When asked about the Axios report, Biden told reporters between campaign stops in Philadelphia: “The president is not going to steal this election.”

Trump, aiming to avoid becoming the first incumbent president to lose a re-election bid since his Republican colleague George HW Bush in 1992, lags behind Biden in national opinion polls.

But the contest looks so close in enough battlefield states that Trump could still get the 270 votes needed to win in the state-by-state Electoral College that determines the victor.

Trump held rallies in Michigan, Iowa, North Carolina and Georgia, and planned an afternoon in Florida.

Biden, the former vice president, made several appearances in Pennsylvania, the state where he was born and is crucial to his search for the White House.

“There is nothing I can do to stop this nation from voting,” Biden said at a rally in a parking lot outside a Philadelphia church, where supporters honked their horns in approval.

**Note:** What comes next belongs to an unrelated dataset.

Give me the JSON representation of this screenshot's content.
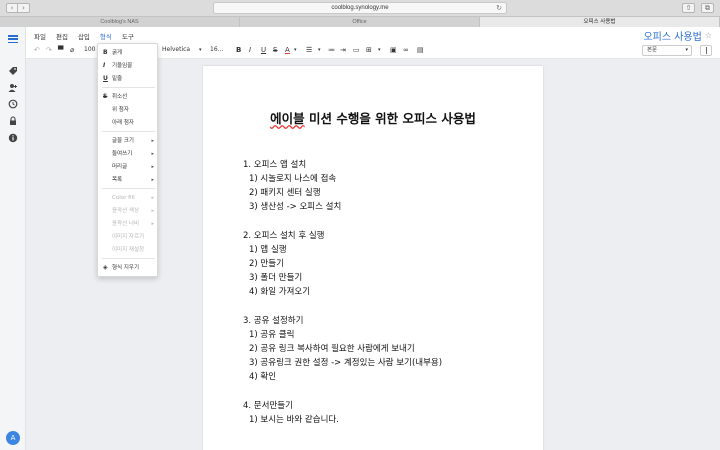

“He knows that if you have a chance to speak up, he has no chance. But the American people will not be silenced,” he said.

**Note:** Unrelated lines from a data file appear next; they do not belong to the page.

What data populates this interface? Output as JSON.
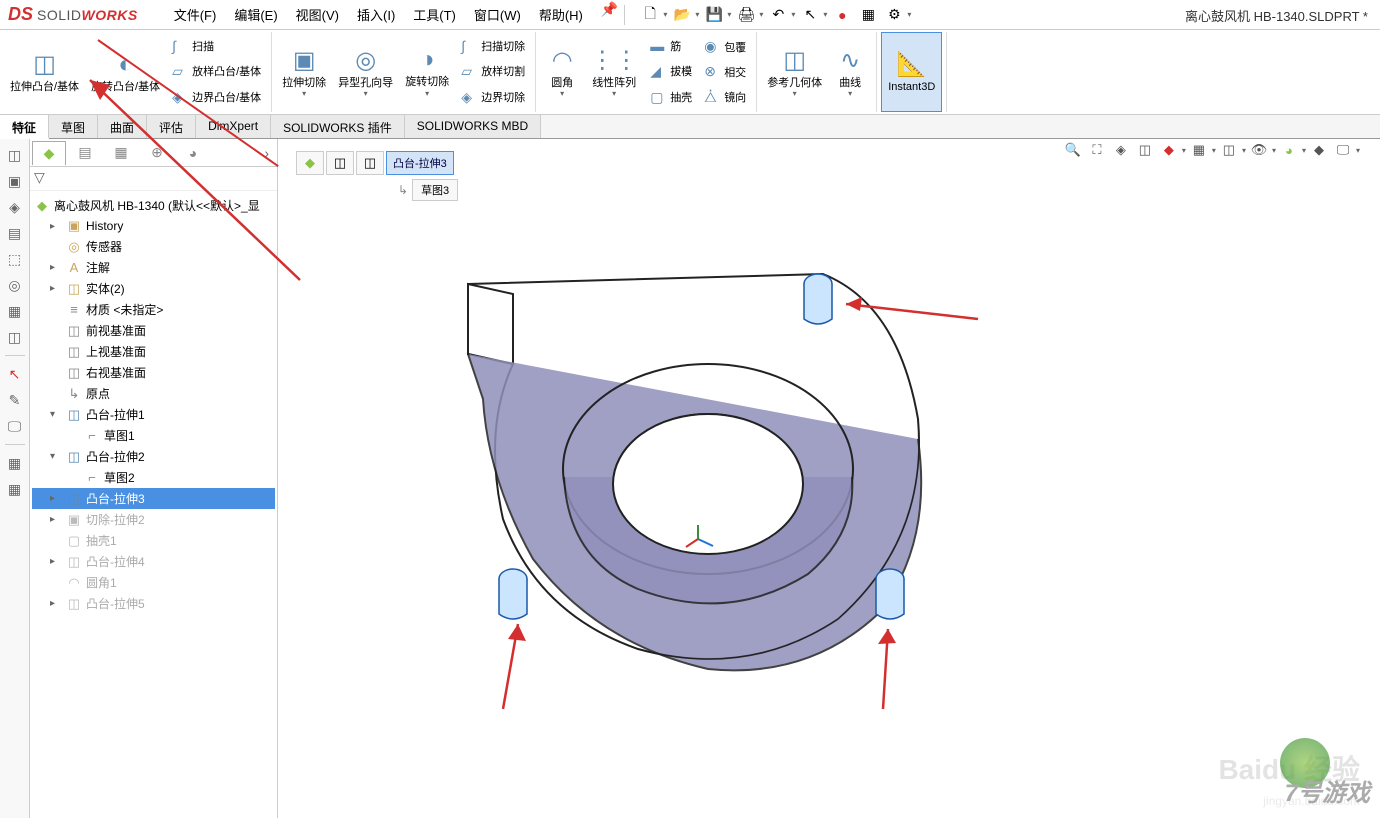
{
  "app": {
    "logo_solid": "SOLID",
    "logo_works": "WORKS",
    "doc_title": "离心鼓风机 HB-1340.SLDPRT *"
  },
  "menu": {
    "file": "文件(F)",
    "edit": "编辑(E)",
    "view": "视图(V)",
    "insert": "插入(I)",
    "tools": "工具(T)",
    "window": "窗口(W)",
    "help": "帮助(H)"
  },
  "ribbon": {
    "extrude_boss": "拉伸凸台/基体",
    "revolve_boss": "旋转凸台/基体",
    "swept_boss": "扫描",
    "loft_boss": "放样凸台/基体",
    "boundary_boss": "边界凸台/基体",
    "extrude_cut": "拉伸切除",
    "hole_wizard": "异型孔向导",
    "revolve_cut": "旋转切除",
    "swept_cut": "扫描切除",
    "loft_cut": "放样切割",
    "boundary_cut": "边界切除",
    "fillet": "圆角",
    "linear_pattern": "线性阵列",
    "rib": "筋",
    "draft": "拔模",
    "shell": "抽壳",
    "wrap": "包覆",
    "intersect": "相交",
    "mirror": "镜向",
    "ref_geom": "参考几何体",
    "curves": "曲线",
    "instant3d": "Instant3D"
  },
  "tabs": {
    "feature": "特征",
    "sketch": "草图",
    "surface": "曲面",
    "evaluate": "评估",
    "dimxpert": "DimXpert",
    "addins": "SOLIDWORKS 插件",
    "mbd": "SOLIDWORKS MBD"
  },
  "tree": {
    "root": "离心鼓风机 HB-1340  (默认<<默认>_显",
    "history": "History",
    "sensors": "传感器",
    "annotations": "注解",
    "solid_bodies": "实体(2)",
    "material": "材质 <未指定>",
    "front_plane": "前视基准面",
    "top_plane": "上视基准面",
    "right_plane": "右视基准面",
    "origin": "原点",
    "boss_extrude1": "凸台-拉伸1",
    "sketch1": "草图1",
    "boss_extrude2": "凸台-拉伸2",
    "sketch2": "草图2",
    "boss_extrude3": "凸台-拉伸3",
    "cut_extrude2": "切除-拉伸2",
    "shell1": "抽壳1",
    "boss_extrude4": "凸台-拉伸4",
    "fillet1": "圆角1",
    "boss_extrude5": "凸台-拉伸5"
  },
  "breadcrumb": {
    "selected": "凸台-拉伸3",
    "sub": "草图3"
  },
  "watermark": {
    "main": "Baidu 经验",
    "sub": "jingyan.baidu.com",
    "game": "7号游戏"
  }
}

Trump, hit by flurries of snow in Washington, Michigan, a city north of Detroit, wore his red cap with the words “Make America Great Again” when he promised a bustling crowd that he would lead the recovery from the pandemic, which has killed more than 230,000 Americans and hit the economy.

“I am fulfilling the great return of the United States and we are not going to have any blockade,” Trump promised.

I never had anything like this

Biden criticized Trump for encouraging supporters after they harassed a Biden campaign bus in Texas.

A caravan of vehicles bearing Trump campaign flags surrounded the bus carrying campaign personnel on a highway on Friday, forcing the campaign to cancel two events.

“We’ve never had something like this. At least we’ve never had a president who thinks it’s a good thing,” Biden told reporters.

Trump retweeted a video of the incident Saturday, writing: “I LOVE TEXAS!”

In Michigan, he asked his followers if they had seen videos of “our people” on the bus.

“It was Trump Trump Trump and the American flag,” Trump said.

The FBI said Sunday it had opened an investigation into the Texas incident.

The president later criticized the investigation, tweeting: “In my opinion, these patriots did nothing wrong.”

Biden is ahead 51% to 43% nationally in the latest Reuters / Ipsos poll, conducted October 27-29.

The race continues to be a turnaround in Florida, North Carolina and Arizona, Reuters / Ipsos polls showed, as Trump goes 7 percentage points in Pennsylvania and 10 points in Michigan and Wisconsin.

In her 2016 victory over Democrat Hillary Clinton, the real estate developer and reality TV personality turned politician was propelled to the White House by victories in Pennsylvania, Wisconsin and Michigan, states that for decades had passed into the Democratic column.

A record 92.2 million early votes have been cast, either in person or by mail, according to the US Elections Project, representing about 40 percent of eligible voters.

The early rise has led Michael McDonald of the University of Florida, who manages the project, to predict a turnout rate of about 65 percent of eligible voters, the highest since 1908.